Para meditadores avançados que produziram a realização,


Que ele seja uma oferenda que lembre e inspire confiança.
Para meditadores experientes que nutrem as mudas
da experiência e realização,
Que ele seja um banquete de certeza que elimina as dúvidas.

Para meditadores aprendizes, diligentes, mas apegados


às experiências,
Que ele seja um prêmio que dissipa as visões errôneas
e a meditação defeituosa.
Para as pessoas ociosas do Darma que apenas recolhem dados
sem experiência,
Que ele seja o legado para atingir as qualidades do estado
natural.
Por todas as deficiências da minha ignorância e
incompreensão,
Peço desculpas para sempre a todos os seres sublimes.

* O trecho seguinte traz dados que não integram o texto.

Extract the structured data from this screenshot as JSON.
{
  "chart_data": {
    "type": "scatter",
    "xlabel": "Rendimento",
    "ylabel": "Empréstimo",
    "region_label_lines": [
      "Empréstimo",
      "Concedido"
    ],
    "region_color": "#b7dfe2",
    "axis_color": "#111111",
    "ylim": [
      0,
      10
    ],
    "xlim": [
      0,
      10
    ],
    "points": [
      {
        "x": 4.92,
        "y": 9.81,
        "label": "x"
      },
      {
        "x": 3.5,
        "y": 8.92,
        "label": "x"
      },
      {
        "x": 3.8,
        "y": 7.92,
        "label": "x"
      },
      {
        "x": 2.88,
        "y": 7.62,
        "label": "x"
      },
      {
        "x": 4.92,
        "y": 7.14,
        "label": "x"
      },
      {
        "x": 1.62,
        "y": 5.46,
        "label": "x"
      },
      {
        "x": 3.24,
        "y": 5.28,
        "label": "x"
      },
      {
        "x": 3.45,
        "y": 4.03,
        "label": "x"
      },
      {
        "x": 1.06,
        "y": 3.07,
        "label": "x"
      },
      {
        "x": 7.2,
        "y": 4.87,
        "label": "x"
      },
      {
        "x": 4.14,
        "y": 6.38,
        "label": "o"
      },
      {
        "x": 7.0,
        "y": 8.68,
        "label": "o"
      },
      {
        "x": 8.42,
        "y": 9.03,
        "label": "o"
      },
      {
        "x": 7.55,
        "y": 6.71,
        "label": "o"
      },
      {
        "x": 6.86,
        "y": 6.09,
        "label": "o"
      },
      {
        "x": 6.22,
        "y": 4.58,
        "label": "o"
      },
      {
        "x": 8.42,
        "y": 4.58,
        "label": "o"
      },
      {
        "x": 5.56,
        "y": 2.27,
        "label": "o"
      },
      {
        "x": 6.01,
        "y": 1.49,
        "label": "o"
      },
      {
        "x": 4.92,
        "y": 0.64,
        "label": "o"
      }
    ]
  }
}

Por meio desta virtude que todos os seres


Aperfeiçoem rapidamente a realização do Mahamudra.

Colofão

Este texto é baseado em pedidos de vários de meus discípulos meditadores para escrever
um manual de orientação decisivo e confiável sobre o Mahamudra. Aquele de Gampo
com o nome de Mangala (Tashi) o compôs durante a parte crescente do quarto mês
lunar do Ano da Ovelha no centro de retiro do grande assento, o glorioso Dakla Gampo,
com a ajuda do escriba Tashi Döndrub. Que ele traga bondade virtuosa para todos os
seres. Sarvada mangalam. Que seja virtuoso!
Colofão do tradutor

Foi um grande privilégio e alegria cumprir o desejo de Khenchen Thrangu Rinpoche de


que uma versão em inglês deste texto fosse disponibilizada. Com seus ensinamentos
orais em dois Seminários Namo Buddha e seus esclarecimentos adicionais como
orientação, esta primeira tentativa foi feita por Erik Perna Kunsang e Michael Tweed no
eremitério do Nagi Gompa, em abril de 2001.

O desejo de Rinpoche era incluir a escrita tibetana para facilitar o ensino e a


compreensão posteriores. Seu aluno Christopher B. Barstow fez a digitação. Agradeço a
Khenpo Jigmey e Khenpo Perna Gyaltsen por revisar o tibetano, e também a minha
esposa Marcia por verificar o manuscrito. E um agradecimento especial a Larry
Mermelstein, do Comitê de Tradução de Nalanda, por sua extensa revisão e sugestões.
As notas finais, assim como as imperfeições e falhas, são minhas.

Que isso ponha incontáveis seres em contato com sua natureza original.